Electronic Design


AMD recently picked up ATI Technologies. It was not too surprising given ATI's excellent line of video chips and adapters. At the top of the heap is the X1950XTX built on the latest 90-nm fabrication technology.

The X1950XTX (Fig. 1) is based on an enhanced version of the R580 graphics processing unit with 48 pixel shader processors, 8 vertex shader processors, 16 texture units, and 256-bit 8-channel GDDR4 memory interfaces into a chip that runs at 1.55 GHz, requiring a native PCI Express x16 bus interface. The board has a pair of DVI ports and it contains the required crypto-ROMs for HDCP compliance.

A single board can drive dual 2560 by 1600 displays with 16-bit DVI capability. Hardware acceleration is included for MPEG-1, 2, 4 and HTDV decoding and compression along with hardware motion compensation and color space conversion. The architecture supports up to 6x anti-aliasing with temporal and adaptive anti-aliasing modes. It also supports up to 16x anisotropic filtering modes with up to a 128-tap texture filter. The boards can also handle high quality rotational transformations and there is hardware support for Microsoft's DirectX 9 vertex and pixel shader. It uses ATI's Share Model 3.0 with 32-bit floating point support and high dynamic range (HDR) rendering with floating point blending and anti-aliasing support.
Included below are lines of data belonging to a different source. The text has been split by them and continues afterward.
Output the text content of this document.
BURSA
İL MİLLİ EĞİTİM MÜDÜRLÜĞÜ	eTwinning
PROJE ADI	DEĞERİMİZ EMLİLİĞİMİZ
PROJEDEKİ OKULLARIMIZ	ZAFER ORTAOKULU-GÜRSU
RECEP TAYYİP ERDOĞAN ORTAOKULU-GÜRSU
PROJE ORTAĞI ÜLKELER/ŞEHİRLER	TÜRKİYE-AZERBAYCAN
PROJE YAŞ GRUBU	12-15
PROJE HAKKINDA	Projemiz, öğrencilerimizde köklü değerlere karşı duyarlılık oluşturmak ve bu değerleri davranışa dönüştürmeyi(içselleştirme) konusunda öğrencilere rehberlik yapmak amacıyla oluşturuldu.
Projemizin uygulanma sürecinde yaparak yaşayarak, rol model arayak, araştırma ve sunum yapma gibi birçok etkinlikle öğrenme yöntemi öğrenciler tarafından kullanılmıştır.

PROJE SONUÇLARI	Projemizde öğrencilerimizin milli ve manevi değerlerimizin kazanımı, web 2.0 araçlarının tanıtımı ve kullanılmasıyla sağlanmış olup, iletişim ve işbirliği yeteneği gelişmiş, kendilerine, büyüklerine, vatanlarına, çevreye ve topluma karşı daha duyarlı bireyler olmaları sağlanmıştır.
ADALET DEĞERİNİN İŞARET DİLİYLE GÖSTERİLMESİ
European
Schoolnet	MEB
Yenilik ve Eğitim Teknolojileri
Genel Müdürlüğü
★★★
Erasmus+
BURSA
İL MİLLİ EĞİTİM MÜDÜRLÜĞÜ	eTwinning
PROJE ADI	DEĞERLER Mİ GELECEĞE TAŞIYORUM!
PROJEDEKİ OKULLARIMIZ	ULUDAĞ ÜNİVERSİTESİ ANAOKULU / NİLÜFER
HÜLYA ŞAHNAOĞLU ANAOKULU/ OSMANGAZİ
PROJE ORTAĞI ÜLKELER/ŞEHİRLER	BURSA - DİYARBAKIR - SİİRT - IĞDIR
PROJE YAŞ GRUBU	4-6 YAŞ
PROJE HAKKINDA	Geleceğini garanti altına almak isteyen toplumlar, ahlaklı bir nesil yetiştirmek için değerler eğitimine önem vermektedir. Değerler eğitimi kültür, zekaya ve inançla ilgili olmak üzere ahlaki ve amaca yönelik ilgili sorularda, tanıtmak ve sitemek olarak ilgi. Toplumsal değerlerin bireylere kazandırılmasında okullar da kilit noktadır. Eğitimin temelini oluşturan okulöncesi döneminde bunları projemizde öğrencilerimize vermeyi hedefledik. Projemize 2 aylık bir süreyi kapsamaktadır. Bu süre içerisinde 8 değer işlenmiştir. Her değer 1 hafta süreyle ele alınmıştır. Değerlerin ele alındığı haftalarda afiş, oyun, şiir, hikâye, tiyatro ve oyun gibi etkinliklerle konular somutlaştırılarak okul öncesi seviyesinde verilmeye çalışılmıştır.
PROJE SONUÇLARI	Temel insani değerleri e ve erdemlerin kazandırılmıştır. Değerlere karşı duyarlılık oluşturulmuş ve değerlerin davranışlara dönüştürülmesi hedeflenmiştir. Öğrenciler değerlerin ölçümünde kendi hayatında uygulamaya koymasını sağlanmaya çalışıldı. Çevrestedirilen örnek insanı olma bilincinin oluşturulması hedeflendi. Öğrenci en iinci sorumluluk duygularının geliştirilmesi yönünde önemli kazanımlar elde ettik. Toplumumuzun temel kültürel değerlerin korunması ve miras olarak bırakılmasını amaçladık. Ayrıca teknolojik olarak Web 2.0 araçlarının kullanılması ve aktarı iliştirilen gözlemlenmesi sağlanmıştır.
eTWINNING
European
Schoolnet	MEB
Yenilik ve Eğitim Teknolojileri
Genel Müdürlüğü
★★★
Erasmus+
A pair of CrossFire-compatible units (Fig. 2) can be used to essentially double system performance. A special cable connects a pair of adapters to a monitor. A pair of these boards will draw a significant amount of power so it pays to have a good power supply for the system. A single adapter can chew up almost 260 W. The motherboard will also need to be compatible with multiple CrossFire adapters. Currently this means motherboards based on the Intel 975X or ones with ATI chipsets. A single adapter of either type simply requires an x16 PCI Express slot.

The unit has a hefty cooling system that requires two card slots. Even with the large fan the unit is very quiet. It blows air across a very large copper heatsink that utilizes heatpipe technology. It is all hidden under a stylish red cowl.

Performance and video output is simply stunning. The use of GDDR4 memory has significantly increased performance over prior products and the x16 PCI Express interface definitely helps.

The standard X1950XTX runs about $450.